I see the extra smiles, the little conversations, the added touches. As an employer, you have to create an environment where employees know those things are valued. The Murrays have done that with their team at Aware Senior Care.
Abbotswood experienced a COVID-19 outbreak earlier this summer with nearly a dozen cases in the community. Can you tell me more about that?
We had our first positive cases here on July 1. It was a difficult day because we found out that we had two positive cases, unrelated to each other, in different areas of the community on the same day. One resident was highly symptomatic; the other resident was mildly symptomatic. Everything changed for us as of July 1.
Globally, there was the threat of COVID-19, but suddenly it was here within our community. Initially, there was some panic from residents and staff. People were very afraid. To Tim and Gina’s credit, when everyone else wanted to run away from the problems we faced, they both ran headfirst into the challenge with us.
They ran toward us and jumped right in, rolling up their sleeves to help us figure out the crisis together. They didn’t have to do that, but that’s just the kind of people they are.

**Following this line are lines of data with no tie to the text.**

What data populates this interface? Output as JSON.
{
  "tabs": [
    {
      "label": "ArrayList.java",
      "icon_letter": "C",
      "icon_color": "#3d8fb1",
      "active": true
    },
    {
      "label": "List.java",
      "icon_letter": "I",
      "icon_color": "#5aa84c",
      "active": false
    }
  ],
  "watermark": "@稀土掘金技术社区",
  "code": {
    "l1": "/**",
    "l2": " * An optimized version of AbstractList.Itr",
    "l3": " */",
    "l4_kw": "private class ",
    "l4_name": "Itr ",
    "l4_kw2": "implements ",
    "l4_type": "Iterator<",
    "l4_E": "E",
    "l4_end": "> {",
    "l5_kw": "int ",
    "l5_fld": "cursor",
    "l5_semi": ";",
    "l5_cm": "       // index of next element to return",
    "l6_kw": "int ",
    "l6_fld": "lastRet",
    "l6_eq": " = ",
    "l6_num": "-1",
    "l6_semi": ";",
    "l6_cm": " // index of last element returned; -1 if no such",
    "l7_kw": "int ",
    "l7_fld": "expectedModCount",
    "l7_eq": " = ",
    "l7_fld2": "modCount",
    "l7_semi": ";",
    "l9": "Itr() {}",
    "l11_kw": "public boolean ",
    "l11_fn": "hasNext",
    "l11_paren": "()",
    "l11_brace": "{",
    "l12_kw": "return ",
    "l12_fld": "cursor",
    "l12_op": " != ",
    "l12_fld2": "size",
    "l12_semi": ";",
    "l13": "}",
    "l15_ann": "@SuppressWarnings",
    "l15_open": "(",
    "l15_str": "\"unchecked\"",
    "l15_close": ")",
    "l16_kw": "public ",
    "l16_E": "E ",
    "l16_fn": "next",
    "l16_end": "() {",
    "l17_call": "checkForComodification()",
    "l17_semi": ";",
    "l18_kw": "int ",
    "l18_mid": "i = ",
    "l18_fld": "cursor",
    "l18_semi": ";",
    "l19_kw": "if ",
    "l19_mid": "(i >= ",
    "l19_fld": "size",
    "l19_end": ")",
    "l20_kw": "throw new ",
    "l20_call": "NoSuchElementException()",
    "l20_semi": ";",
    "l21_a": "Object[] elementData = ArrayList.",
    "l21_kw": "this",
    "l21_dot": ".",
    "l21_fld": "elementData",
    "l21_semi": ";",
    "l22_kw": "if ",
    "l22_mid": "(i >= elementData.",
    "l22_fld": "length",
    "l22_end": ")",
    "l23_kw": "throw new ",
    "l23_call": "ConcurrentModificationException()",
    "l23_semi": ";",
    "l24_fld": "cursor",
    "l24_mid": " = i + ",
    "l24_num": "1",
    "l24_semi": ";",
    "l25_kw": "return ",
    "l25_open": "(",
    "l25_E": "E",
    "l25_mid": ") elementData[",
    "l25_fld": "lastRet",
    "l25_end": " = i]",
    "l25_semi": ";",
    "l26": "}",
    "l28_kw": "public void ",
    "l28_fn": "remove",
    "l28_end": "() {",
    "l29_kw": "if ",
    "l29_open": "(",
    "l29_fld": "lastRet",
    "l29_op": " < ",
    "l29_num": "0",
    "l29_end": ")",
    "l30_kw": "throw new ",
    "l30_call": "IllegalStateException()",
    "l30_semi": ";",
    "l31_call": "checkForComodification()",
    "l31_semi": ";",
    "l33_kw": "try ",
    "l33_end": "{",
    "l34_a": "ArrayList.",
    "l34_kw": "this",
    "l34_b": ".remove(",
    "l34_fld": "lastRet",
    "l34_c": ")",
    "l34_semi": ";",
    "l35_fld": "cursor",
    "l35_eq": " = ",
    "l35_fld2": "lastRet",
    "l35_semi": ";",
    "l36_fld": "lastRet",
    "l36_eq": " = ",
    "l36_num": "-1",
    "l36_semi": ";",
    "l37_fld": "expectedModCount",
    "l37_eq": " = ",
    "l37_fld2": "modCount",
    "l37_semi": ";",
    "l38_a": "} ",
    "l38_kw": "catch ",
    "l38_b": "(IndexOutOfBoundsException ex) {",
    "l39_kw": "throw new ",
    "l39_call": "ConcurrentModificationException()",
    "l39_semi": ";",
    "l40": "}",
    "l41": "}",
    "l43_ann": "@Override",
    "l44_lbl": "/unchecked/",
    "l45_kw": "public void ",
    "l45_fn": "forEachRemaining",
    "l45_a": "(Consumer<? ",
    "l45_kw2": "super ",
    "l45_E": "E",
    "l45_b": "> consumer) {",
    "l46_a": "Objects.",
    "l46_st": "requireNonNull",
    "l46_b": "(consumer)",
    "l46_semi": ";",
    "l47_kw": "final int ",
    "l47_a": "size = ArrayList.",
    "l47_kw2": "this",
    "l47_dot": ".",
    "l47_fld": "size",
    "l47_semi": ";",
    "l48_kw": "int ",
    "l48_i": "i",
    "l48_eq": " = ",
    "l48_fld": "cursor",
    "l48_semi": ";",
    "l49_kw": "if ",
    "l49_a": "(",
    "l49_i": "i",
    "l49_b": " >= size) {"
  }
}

I don’t know what we would’ve done without them. At one point, I believe Gina worked nearly 50 straight days here without taking a day off. She was incredible.
Thankfully, we can report right now that we have zero positive COVID-19 cases in our community. We continue to manage the possibility of another outbreak with caution and thoughtfulness in our daily engagement around Abbotswood. It’s not as scary as we thought it once was (though it’s certainly still a huge concern for us), and we’ve grown more confident in our ability to manage it more effectively and safely for both our staff and our residents.
Can you describe Aware Senior Care’s response to the outbreak in your community?
They are a team of problem-solvers. They could’ve said they weren’t ready or weren’t equipped to handle the situation, but they didn’t. It was huge for us to have them on our team. They were forward-thinking and took the time and energy to communicate with us and solve each problem as it arose. They worked to protect their staff but also to protect the residents. They were kind, compassionate.
We had to make a lot of hard decisions together, and even through that process, I saw their passion and heart for what they’re doing. Employees feed off the energy from their leaders. When they see their leadership panicking, they panic. In this case, Aware Senior Care’s caregivers saw Tim and Gina remain calm and positive, and it gave them more confidence to care for their clients in a calm and positive manner.
Some leaders will tell you that they care about people but others will show you the truth behind those words through their actions. That’s what I saw from Tim, Gina, and their team every day. It gave me a lot of faith in them as a new partner. It’s been quite a trial by fire. (And today, we joke about how easy it will be to work together when COVID-19 is behind us!)
What is something you’d say to families or other senior living communities considering working with Aware Senior Care?
Be honest about your needs and expectations. They operate best that way. Tim and Gina aren’t scared by things that may seem difficult or even impossible to their clients. They’re good at what they do, and if they can find a way, they will. They’re going to do everything they can to figure it out with you. They are people of their word. The entire team is full of passion, and they bring honest, compassionate care to their partners and clients.
They’re the kind of people you want to have at your side when you face a challenge, and especially in the case of this year with the COVID-19 pandemic, they have been precisely the right kind of people for us to partner with.